Due sono i rischi principali del silenzio istituzionale circa la presenza di allievi stranieri e la necessità di adottare, e adattare, gli strumenti, per gestire la diversità nelle classi: da un lato la scuola vede l’eterogeneità come un problema da ignorare in attesa che avvenga l’assimilazione.
La scuola dunque, in assenza di stimoli e indicazioni normative, adotta una posizione passiva che, e questo è scontato – farà morti e feriti! Abbiamo davanti a noi esempi di sistemi scolastici, come quello tedesco, che, pur con l’arrivo di milioni di allievi italiani e turchi, non ha cambiato nulla. I risultati sono stati evidenti: ritardi, ripetizioni, insuccesso scolastico e conseguente marginalità sociale.

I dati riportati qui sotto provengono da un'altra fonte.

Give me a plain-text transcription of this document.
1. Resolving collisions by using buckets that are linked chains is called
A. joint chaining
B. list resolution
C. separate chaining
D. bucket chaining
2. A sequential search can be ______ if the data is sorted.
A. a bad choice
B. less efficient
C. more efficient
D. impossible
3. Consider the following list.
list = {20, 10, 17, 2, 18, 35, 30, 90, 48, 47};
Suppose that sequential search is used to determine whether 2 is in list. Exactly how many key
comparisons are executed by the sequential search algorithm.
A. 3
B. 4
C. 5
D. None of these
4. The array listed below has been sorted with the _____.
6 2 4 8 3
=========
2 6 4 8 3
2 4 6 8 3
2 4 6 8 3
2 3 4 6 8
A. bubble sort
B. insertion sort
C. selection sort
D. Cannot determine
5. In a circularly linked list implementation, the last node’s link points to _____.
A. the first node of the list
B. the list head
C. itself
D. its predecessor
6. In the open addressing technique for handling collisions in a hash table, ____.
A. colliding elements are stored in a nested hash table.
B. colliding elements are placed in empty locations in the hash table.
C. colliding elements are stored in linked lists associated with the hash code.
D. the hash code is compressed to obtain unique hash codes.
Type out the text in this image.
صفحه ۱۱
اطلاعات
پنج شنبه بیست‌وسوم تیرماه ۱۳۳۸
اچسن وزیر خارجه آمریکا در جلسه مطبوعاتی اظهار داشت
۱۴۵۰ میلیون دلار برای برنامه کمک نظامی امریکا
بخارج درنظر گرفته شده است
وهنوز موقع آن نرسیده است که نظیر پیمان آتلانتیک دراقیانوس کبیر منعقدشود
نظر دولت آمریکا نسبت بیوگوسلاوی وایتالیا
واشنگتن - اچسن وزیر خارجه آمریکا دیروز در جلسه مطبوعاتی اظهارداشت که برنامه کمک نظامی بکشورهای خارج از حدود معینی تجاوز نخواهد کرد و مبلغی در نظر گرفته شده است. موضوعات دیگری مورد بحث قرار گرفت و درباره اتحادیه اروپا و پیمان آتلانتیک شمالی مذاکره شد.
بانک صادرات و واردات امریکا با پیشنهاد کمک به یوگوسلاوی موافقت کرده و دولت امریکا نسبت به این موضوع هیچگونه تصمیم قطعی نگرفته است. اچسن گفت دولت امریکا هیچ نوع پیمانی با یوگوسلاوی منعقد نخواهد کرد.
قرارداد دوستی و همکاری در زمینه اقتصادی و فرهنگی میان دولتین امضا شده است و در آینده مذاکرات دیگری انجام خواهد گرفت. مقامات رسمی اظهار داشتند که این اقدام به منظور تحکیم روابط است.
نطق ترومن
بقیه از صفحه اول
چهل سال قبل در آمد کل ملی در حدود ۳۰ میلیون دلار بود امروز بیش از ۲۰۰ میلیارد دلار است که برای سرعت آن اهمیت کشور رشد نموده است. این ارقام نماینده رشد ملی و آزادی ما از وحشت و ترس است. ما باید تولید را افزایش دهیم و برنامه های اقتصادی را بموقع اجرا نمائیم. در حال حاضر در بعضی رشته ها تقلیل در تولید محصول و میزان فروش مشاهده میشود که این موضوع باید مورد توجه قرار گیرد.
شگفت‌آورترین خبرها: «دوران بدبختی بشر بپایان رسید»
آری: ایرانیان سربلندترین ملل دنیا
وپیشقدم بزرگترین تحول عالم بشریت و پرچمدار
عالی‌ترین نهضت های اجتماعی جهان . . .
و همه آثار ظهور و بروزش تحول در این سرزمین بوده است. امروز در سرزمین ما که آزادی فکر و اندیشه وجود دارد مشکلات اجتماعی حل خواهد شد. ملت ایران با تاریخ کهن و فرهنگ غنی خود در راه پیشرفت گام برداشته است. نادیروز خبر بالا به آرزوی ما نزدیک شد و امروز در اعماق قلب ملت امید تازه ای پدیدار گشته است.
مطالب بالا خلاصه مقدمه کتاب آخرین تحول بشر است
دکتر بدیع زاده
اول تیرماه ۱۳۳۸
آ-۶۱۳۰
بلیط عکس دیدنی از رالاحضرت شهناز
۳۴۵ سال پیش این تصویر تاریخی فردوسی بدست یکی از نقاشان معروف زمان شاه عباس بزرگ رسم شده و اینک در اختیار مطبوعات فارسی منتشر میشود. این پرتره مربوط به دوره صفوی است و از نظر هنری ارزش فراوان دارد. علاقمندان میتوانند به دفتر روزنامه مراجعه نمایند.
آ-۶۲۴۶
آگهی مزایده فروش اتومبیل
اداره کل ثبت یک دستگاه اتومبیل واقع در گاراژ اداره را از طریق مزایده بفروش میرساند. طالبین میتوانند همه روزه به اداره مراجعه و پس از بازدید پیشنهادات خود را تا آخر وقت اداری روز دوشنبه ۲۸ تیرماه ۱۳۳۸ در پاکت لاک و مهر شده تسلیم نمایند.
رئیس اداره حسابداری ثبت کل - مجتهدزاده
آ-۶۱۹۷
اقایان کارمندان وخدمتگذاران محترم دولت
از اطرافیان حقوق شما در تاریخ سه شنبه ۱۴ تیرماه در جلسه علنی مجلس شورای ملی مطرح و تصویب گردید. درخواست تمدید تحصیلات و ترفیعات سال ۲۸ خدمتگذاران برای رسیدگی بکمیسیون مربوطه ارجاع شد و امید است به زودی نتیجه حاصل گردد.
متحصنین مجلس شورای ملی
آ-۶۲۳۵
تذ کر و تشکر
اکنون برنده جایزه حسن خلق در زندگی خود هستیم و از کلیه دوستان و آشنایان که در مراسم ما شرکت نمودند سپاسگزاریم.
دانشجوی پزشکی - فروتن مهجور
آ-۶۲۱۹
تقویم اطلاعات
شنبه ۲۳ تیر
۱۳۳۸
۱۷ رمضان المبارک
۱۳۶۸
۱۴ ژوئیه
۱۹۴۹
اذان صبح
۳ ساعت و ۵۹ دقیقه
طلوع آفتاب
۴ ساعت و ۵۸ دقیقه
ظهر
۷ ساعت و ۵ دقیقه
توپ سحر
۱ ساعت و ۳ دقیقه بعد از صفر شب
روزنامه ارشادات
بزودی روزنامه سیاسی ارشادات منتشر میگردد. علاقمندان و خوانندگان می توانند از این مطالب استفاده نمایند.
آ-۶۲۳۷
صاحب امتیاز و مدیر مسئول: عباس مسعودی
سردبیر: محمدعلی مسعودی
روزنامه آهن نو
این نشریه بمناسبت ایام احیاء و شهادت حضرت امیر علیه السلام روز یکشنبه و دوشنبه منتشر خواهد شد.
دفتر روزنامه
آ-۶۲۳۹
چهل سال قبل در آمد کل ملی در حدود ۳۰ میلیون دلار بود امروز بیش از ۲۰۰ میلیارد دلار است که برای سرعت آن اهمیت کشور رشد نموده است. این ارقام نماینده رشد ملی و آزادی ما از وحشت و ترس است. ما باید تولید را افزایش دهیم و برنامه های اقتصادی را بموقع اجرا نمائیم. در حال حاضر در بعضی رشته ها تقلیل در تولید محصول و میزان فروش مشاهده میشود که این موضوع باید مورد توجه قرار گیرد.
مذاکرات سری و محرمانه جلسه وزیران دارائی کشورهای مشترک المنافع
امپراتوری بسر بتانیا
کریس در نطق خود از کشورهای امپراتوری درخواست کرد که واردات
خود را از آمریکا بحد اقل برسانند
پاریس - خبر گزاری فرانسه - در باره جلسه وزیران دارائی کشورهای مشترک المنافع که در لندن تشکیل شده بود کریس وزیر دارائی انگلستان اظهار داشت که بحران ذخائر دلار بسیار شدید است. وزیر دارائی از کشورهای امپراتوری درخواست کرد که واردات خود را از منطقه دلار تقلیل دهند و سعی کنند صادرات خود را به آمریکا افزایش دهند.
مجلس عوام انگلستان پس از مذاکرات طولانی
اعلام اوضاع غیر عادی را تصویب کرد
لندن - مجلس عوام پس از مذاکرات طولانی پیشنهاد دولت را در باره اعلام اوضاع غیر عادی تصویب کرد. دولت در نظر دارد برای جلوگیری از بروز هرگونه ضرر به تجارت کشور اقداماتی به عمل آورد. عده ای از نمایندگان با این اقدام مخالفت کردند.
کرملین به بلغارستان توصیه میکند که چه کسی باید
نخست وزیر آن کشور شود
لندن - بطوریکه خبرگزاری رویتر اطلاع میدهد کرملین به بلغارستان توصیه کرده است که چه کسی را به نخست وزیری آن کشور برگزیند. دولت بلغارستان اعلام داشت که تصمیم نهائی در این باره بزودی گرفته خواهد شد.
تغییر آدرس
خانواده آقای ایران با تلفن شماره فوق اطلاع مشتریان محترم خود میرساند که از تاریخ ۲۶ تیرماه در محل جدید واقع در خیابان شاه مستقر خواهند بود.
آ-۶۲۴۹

La scuola italiana, se lasciata sola, rischia di ripercorrere gli errori fatti da altri stati che hanno affrontato prima di noi la questione dell’eterogeneità culturale, e di diventare passiva e autoreferenziale, al punto che l’arrivo di un allievo straniero viene considerato un problema per la scuola, più che per il neo-arrivato.
L’altro rischio è quello che si crei una netta disparità fra una scuola e l’altra, anche di una stessa città: molti sono già i casi in cui un allievo straniero riceve un trattamento diverso a seconda dell’istituto in cui è inserito.

Questo ci porta a concludere che il diritto soggettivo all’apprendimento, stabilito dalla Convenzione sui Diritti del Fanciullo, non è garantito nel nostro paese. Affinché questo diritto sia garantito e tutelato è necessario che venga adottata una politica nazionale rivolta alla realizzazione di pari opportunità per gli allievi stranieri, oltre all’implementazione nei singoli istituti scolastici di attività rivolte all’accoglienza e all’inserimento, alla organizzazione di procedure (protocollo d’accoglienza) e strutture (commissione intercultura, gruppi di lavoro) che fungano da dispositivi di supporto all’apprendimento e alla comunicazione fra la scuola e le famiglie, italiane e straniere.